Edito Média

wimadame en Floride et à Bruxelles?

Ecrit par Martine Abbou

En 2012, encourager les femmes à entreprendre une activité professionnelle, créer une entreprise ou la reprendre, c’est la raison d’être du réseau de wimadame. Mais avant cela, il convient  de valoriser, avant même l’image de la femme, de valoriser l’entreprise avec des initiatives innovantes en France.

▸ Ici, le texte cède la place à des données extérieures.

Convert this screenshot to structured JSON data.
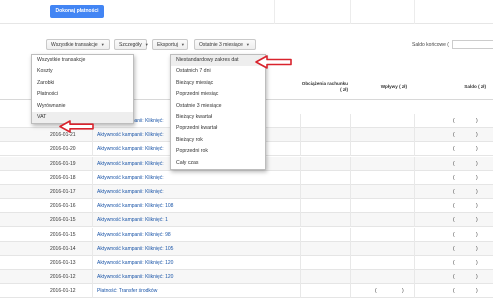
{
  "toolbar": {
    "pay_button": "Dokonaj płatności"
  },
  "filters": {
    "transactions": "Wszystkie transakcje",
    "details": "Szczegóły",
    "export": "Eksportuj",
    "period": "Ostatnie 3 miesiące"
  },
  "balance": {
    "label": "Saldo końcowe ("
  },
  "table": {
    "headers": {
      "charges": "Obciążenia rachunku ( zł)",
      "payments": "Wpływy ( zł)",
      "balance": "Saldo ( zł)"
    },
    "rows": [
      {
        "date": "2016-01-21",
        "desc": "Aktywność kampanii: Kliknięć: "
      },
      {
        "date": "2016-01-21",
        "desc": "Aktywność kampanii: Kliknięć: "
      },
      {
        "date": "2016-01-20",
        "desc": "Aktywność kampanii: Kliknięć: "
      },
      {
        "date": "2016-01-19",
        "desc": "Aktywność kampanii: Kliknięć: "
      },
      {
        "date": "2016-01-18",
        "desc": "Aktywność kampanii: Kliknięć: "
      },
      {
        "date": "2016-01-17",
        "desc": "Aktywność kampanii: Kliknięć: "
      },
      {
        "date": "2016-01-16",
        "desc": "Aktywność kampanii: Kliknięć: 108"
      },
      {
        "date": "2016-01-15",
        "desc": "Aktywność kampanii: Kliknięć: 1"
      },
      {
        "date": "2016-01-15",
        "desc": "Aktywność kampanii: Kliknięć: 98"
      },
      {
        "date": "2016-01-14",
        "desc": "Aktywność kampanii: Kliknięć: 105"
      },
      {
        "date": "2016-01-13",
        "desc": "Aktywność kampanii: Kliknięć: 120"
      },
      {
        "date": "2016-01-12",
        "desc": "Aktywność kampanii: Kliknięć: 120"
      },
      {
        "date": "2016-01-12",
        "desc": "Płatność: Transfer środków"
      }
    ],
    "amount_placeholder": "(",
    "amount_close": ")"
  },
  "transaction_menu": {
    "items": [
      "Wszystkie transakcje",
      "Koszty",
      "Zarobki",
      "Płatności",
      "Wyrównanie",
      "VAT"
    ]
  },
  "period_menu": {
    "items": [
      "Niestandardowy zakres dat",
      "Ostatnich 7 dni",
      "Bieżący miesiąc",
      "Poprzedni miesiąc",
      "Ostatnie 3 miesiące",
      "Bieżący kwartał",
      "Poprzedni kwartał",
      "Bieżący rok",
      "Poprzedni rok",
      "Cały czas"
    ]
  },
  "colors": {
    "accent": "#4285f4",
    "link": "#1a55a8",
    "arrow": "#d9232d"
  }
}
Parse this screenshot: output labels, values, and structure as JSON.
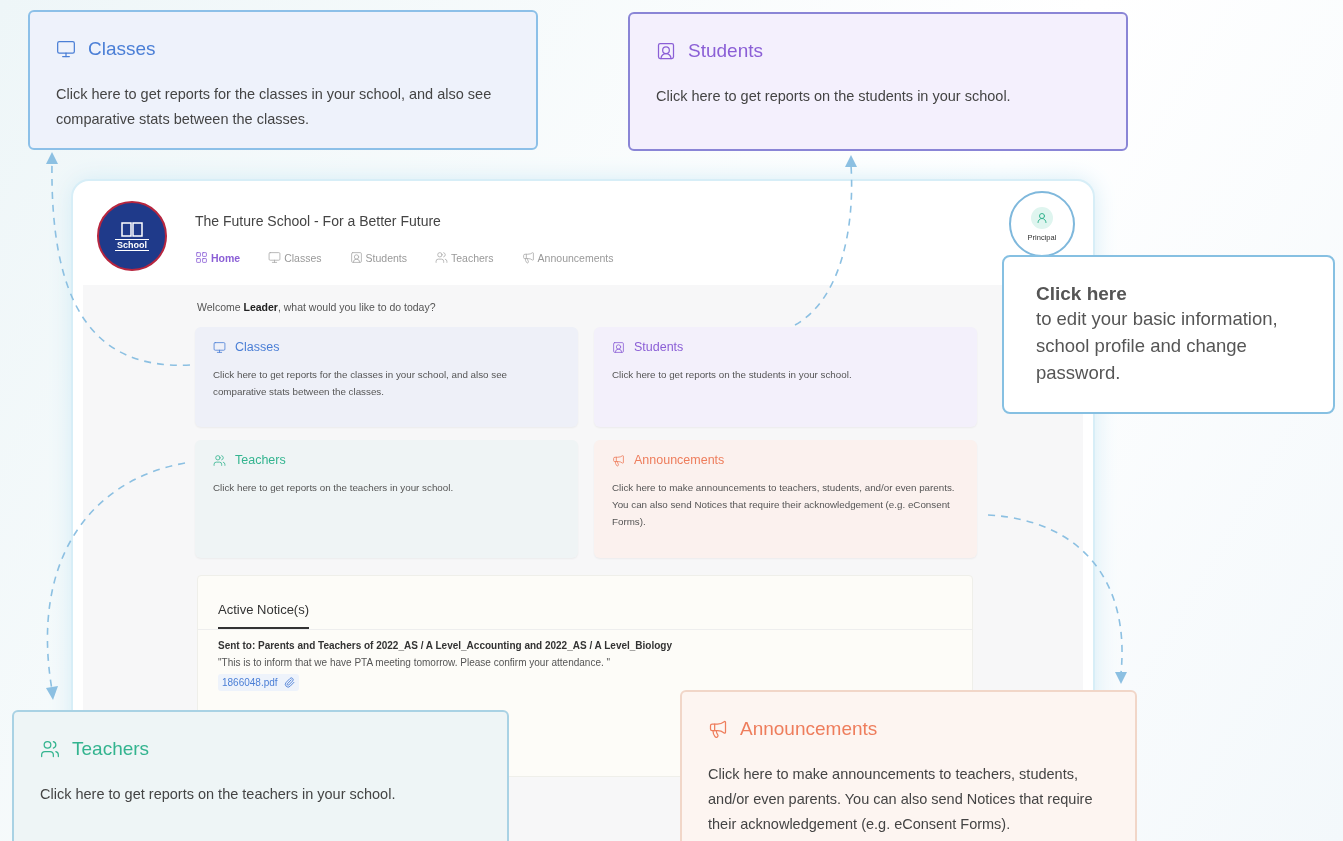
{
  "window": {
    "school_name": "The Future School - For a Better Future",
    "logo_text": "School",
    "nav": [
      {
        "kind": "home",
        "label": "Home",
        "selected": true
      },
      {
        "kind": "classes",
        "label": "Classes",
        "selected": false
      },
      {
        "kind": "students",
        "label": "Students",
        "selected": false
      },
      {
        "kind": "teachers",
        "label": "Teachers",
        "selected": false
      },
      {
        "kind": "announcements",
        "label": "Announcements",
        "selected": false
      }
    ],
    "profile": {
      "label": "Principal"
    },
    "welcome": "Welcome **Leader**, what would you like to do today?",
    "cards": [
      {
        "kind": "classes",
        "title": "Classes",
        "text": "Click here to get reports for the classes in your school, and also see comparative stats between the classes."
      },
      {
        "kind": "students",
        "title": "Students",
        "text": "Click here to get reports on the students in your school."
      },
      {
        "kind": "teachers",
        "title": "Teachers",
        "text": "Click here to get reports on the teachers in your school."
      },
      {
        "kind": "announcements",
        "title": "Announcements",
        "text": "Click here to make announcements to teachers, students, and/or even parents. You can also send Notices that require their acknowledgement (e.g. eConsent Forms)."
      }
    ],
    "notices": {
      "tab": "Active Notice(s)",
      "sent_to": "Sent to: Parents and Teachers of 2022_AS / A Level_Accounting and 2022_AS / A Level_Biology",
      "message": "\"This is to inform that we have PTA meeting tomorrow. Please confirm your attendance. \"",
      "attachment": "1866048.pdf"
    }
  },
  "callouts": [
    {
      "kind": "classes",
      "title": "Classes",
      "text": "Click here to get reports for the classes in your school, and also see comparative stats between the classes."
    },
    {
      "kind": "students",
      "title": "Students",
      "text": "Click here to get reports on the students in your school."
    },
    {
      "kind": "teachers",
      "title": "Teachers",
      "text": "Click here to get reports on the teachers in your school."
    },
    {
      "kind": "announcements",
      "title": "Announcements",
      "text": "Click here to make announcements to teachers, students, and/or even parents. You can also send Notices that require their acknowledgement (e.g. eConsent Forms)."
    }
  ],
  "profile_callout": {
    "title": "Click here",
    "text": "to edit your basic information, school profile and change password."
  }
}
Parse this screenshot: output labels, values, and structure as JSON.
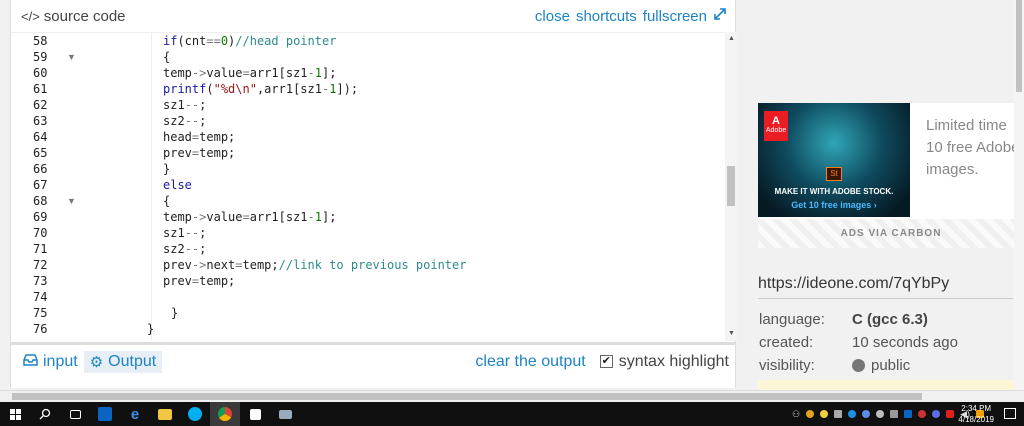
{
  "editor": {
    "title": "source code",
    "header_links": {
      "close": "close",
      "shortcuts": "shortcuts",
      "fullscreen": "fullscreen"
    },
    "lines": [
      {
        "n": "58",
        "fold": false
      },
      {
        "n": "59",
        "fold": true
      },
      {
        "n": "60",
        "fold": false
      },
      {
        "n": "61",
        "fold": false
      },
      {
        "n": "62",
        "fold": false
      },
      {
        "n": "63",
        "fold": false
      },
      {
        "n": "64",
        "fold": false
      },
      {
        "n": "65",
        "fold": false
      },
      {
        "n": "66",
        "fold": false
      },
      {
        "n": "67",
        "fold": false
      },
      {
        "n": "68",
        "fold": true
      },
      {
        "n": "69",
        "fold": false
      },
      {
        "n": "70",
        "fold": false
      },
      {
        "n": "71",
        "fold": false
      },
      {
        "n": "72",
        "fold": false
      },
      {
        "n": "73",
        "fold": false
      },
      {
        "n": "74",
        "fold": false
      },
      {
        "n": "75",
        "fold": false
      },
      {
        "n": "76",
        "fold": false
      }
    ],
    "code": [
      "if(cnt==0)//head pointer",
      "{",
      "temp->value=arr1[sz1-1];",
      "printf(\"%d\\n\",arr1[sz1-1]);",
      "sz1--;",
      "sz2--;",
      "head=temp;",
      "prev=temp;",
      "}",
      "else",
      "{",
      "temp->value=arr1[sz1-1];",
      "sz1--;",
      "sz2--;",
      "prev->next=temp;//link to previous pointer",
      "prev=temp;",
      "",
      "}",
      "}"
    ]
  },
  "io": {
    "input_tab": "input",
    "output_tab": "Output",
    "clear_output": "clear the output",
    "syntax_highlight": "syntax highlight",
    "syntax_checked": true
  },
  "ad": {
    "adobe_label": "Adobe",
    "badge": "St",
    "headline": "MAKE IT WITH ADOBE STOCK.",
    "sub": "Get 10 free images ›",
    "text_lines": [
      "Limited time",
      "10 free Adobe",
      "images."
    ],
    "via": "ADS VIA CARBON"
  },
  "paste": {
    "url": "https://ideone.com/7qYbPy",
    "language_label": "language:",
    "language_value": "C (gcc 6.3)",
    "created_label": "created:",
    "created_value": "10 seconds ago",
    "visibility_label": "visibility:",
    "visibility_value": "public"
  },
  "taskbar": {
    "time": "2:34 PM",
    "date": "4/18/2019"
  },
  "colors": {
    "link": "#1c84c6",
    "taskbar": "#101010"
  }
}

Force est de constater que  l’entreprise “moyenne ou petite” est restée depuis plus de vingt ans, la grande oubliée de la vie économique en France, malgré tout ce qui est dit écrit et réalisé.

Trop de conseils, trop d’organismes  offrant les mêmes prestations sans jamais au fond se soucier des résultats réalisés.  Dans le réseau de wimadame, en faisant progresser l‘entrepreneuriat au féminin, c’est l’esprit d’entreprendre qui progresse. Pourquoi les entreprises Belges, allemandes et Américaines connaissent elles développement et réussite?

Pourquoi nos petites entreprises ne grandissent pas?  Comment changer nos mentalités, nos mauvaises habitudes, nos mauvais réflexes?

Quatre mesures simples :

1) Coordonner les aides publiques,  simplifier leur accès, agréer les plus efficaces et supprimer les incompétentes.

2) Mettre en place un bilan annuel des difficultés rencontrés par les entreprises et les entrepreneures (source Banque de France et autres)

3) Faciliter le networking gratuit avec un outil sur internet dédié à l’entrepreneuriat

4) Conserver  le statut Auto entrepreneur, développer le small business act qui permet de tester ces compétences,  mettre en place des modes de fonctionnement qui permettent de développer son activité simplement.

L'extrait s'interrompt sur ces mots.